В книгу, как обычно случается с первым в жизни сочинением, вкладывался весь небольшой жизненный опыт. Сцена в мастерской художника Ленуара, у которого Домье мальчиком учился рисованию, — это практически рассказ о моих занятиях в студии Эберлинга; его детские впечатления в Лувре — рассказ о собственных ощущениях в Эрмитаже; о работе литографской мастерской — с поправкой на время — я тоже писал, вспоминая то, что видел в Ленинграде.
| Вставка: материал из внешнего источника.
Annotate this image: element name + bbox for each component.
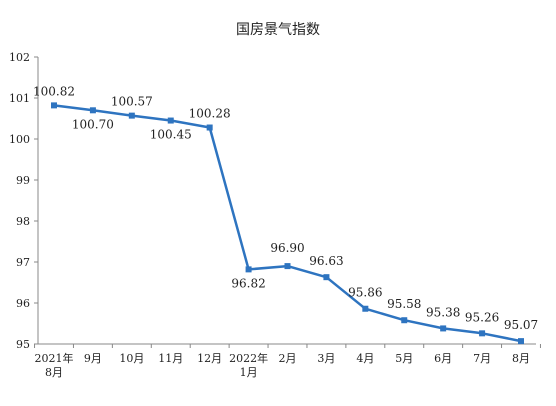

Ну а «сизые платаны», «вянущие глицинии», «гулкие залы Лувра» — все это было, конечно, бессознательными повторами читанного в чужих книжках.

Мы жили тогда трудно, просто паршиво. Все в той же единственной комнате (вчетвером: мама, «тетя» и мы с женой) с окнами в темный и вонючий двор. По-прежнему и днем на столе горела лампа, правда с недавних пор это был уже модный и дефицитный прибор из ГДР — на «современно» изогнутой никелированной железке держался косо и тоже «современно» срезанный зеленый синтетический абажур. Такие настольные лампы привозились из Москвы и становились знаком принадлежности к людям «современного вкуса», как и столь же дефицитная угловатая, на тонких ножках импортная мебель из стран Восточной Европы, с потугами на некий стильный аскетизм, занимавшая тогда воображение интеллигентов и иных, склонных к скромным радостям советского потребления людей. О такой мебели я только начинал мечтать, впрочем грядущие гонорары позволяли мечтать обоснованно.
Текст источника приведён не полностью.